Glenmore resident Maria Jones-Elliott, 34, went into premature labor last year, which is common for women carrying twins. In June, she gave birth to the first set of twin girls, Amy, four months ahead of schedule. After doctors unsuccessfully tried to induce the birth of the other twin, Katie, she was born naturally on Aug. 27 -- 87 days after her sister, the Belfast Telegraph reports.
Eddie O’Donnell, a doctor at Waterford Regional Hospital, said most mothers deliver twins in quick succession. He said the births of these two twins not only broke the record for the longest interval between births, beating the current record of 84 days, but is also extremely rare.
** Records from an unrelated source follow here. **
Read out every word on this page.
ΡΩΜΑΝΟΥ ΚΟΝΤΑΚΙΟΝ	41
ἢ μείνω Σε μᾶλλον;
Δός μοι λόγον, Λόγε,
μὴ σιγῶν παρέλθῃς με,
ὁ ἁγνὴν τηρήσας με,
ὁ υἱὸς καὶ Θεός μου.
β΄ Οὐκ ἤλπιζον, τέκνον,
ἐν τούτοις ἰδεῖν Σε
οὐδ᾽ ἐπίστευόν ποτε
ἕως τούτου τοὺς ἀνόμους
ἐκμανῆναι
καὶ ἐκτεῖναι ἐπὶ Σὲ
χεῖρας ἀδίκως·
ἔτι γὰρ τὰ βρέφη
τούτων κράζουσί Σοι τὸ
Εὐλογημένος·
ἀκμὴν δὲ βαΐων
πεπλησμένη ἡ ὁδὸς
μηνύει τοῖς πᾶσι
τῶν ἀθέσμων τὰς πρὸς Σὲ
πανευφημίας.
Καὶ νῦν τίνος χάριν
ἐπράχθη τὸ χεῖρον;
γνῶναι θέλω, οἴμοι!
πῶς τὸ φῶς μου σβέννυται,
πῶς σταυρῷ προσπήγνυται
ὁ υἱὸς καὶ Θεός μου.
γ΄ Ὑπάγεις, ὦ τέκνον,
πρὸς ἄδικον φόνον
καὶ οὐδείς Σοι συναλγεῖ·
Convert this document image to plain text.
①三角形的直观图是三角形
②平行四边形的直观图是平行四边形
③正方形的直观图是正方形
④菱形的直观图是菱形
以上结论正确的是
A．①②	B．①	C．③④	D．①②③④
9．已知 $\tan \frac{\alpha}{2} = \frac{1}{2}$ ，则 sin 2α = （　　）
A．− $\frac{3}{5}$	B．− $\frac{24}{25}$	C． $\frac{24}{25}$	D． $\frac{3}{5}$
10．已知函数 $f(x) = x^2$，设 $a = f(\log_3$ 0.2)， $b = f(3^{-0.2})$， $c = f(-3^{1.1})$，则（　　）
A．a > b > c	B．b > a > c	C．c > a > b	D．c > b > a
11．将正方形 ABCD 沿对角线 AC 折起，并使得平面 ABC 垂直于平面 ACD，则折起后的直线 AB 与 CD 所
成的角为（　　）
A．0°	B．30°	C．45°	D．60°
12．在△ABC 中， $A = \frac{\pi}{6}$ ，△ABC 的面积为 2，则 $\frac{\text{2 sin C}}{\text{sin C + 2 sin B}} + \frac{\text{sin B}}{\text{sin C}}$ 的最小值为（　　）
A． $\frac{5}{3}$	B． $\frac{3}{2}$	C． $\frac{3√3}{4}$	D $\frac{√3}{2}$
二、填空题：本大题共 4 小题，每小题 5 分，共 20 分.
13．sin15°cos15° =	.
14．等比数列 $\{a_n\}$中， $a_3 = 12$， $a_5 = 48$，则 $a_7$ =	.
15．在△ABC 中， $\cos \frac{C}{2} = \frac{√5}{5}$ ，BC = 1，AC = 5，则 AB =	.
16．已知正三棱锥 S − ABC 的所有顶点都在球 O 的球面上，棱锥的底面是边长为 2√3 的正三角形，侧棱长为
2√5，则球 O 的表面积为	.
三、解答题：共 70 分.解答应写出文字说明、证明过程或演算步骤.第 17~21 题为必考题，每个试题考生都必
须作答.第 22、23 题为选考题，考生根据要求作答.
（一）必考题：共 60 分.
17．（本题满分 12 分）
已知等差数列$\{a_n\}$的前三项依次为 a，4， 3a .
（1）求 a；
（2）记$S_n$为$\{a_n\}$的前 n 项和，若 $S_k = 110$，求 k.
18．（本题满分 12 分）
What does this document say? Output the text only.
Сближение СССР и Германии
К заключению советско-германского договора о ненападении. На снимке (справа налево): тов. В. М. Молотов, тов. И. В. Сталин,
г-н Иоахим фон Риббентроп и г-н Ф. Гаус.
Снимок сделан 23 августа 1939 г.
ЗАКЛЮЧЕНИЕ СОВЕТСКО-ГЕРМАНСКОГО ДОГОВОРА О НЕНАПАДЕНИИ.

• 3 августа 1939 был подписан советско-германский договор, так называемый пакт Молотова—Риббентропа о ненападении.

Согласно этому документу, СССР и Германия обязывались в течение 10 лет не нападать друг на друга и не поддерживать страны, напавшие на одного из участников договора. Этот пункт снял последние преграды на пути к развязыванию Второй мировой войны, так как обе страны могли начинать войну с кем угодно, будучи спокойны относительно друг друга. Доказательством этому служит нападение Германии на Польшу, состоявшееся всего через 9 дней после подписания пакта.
“Two week is the longest I’ve ever seen,” said O’Donnell, who noted the extended birthing process stemmed from the mother’s lack of contractions after the first child was born. "There were cases documented as far back as the 1800s of babies born 40 days apart … Most people have never heard of this.”
In an email to the Huffington Post, Guinness World Records spokesman Damian Field said if the family's claim can be substantiated it would break the Guinness World Record title for the longest interval between the birth of twins. "We currently await their evidence," he said. The current record holder lives in Pennsylvania and gave birth to a twin boy and girl 84 days apart between 1995 and 1996.
Maria Jones-Elliott and her husband, Chris Elliott, also have two other children, Olivia and Jack. The family is hailing the safe delivery of the twins as “miracles.”
“Usually you experience nothing but joy at the birth of a new baby, but it was so achingly bitter-sweet as both of their lives hung in the balance,” their mother told the (UK) Daily Mirror. “As I held Amy for the first time I stroked my bump and prayed to God. I just wanted my girls to be safe and well."
After she went into premature labor, Jones-Elliott said there was a period when she feared losing the girls.
“The doctors said they had never seen anything like it,” she said. “It should have been a joyful time but it was horrific. I had one baby in intensive care and one inside me, clinging to life.”
O'Donnell said, "In medical terms to have both babies and mum come through this healthy and happy is the medical equivalent of a lottery win. We are delighted for the whole family and couldn’t be happier we were able to play a part in their miraculous birth.”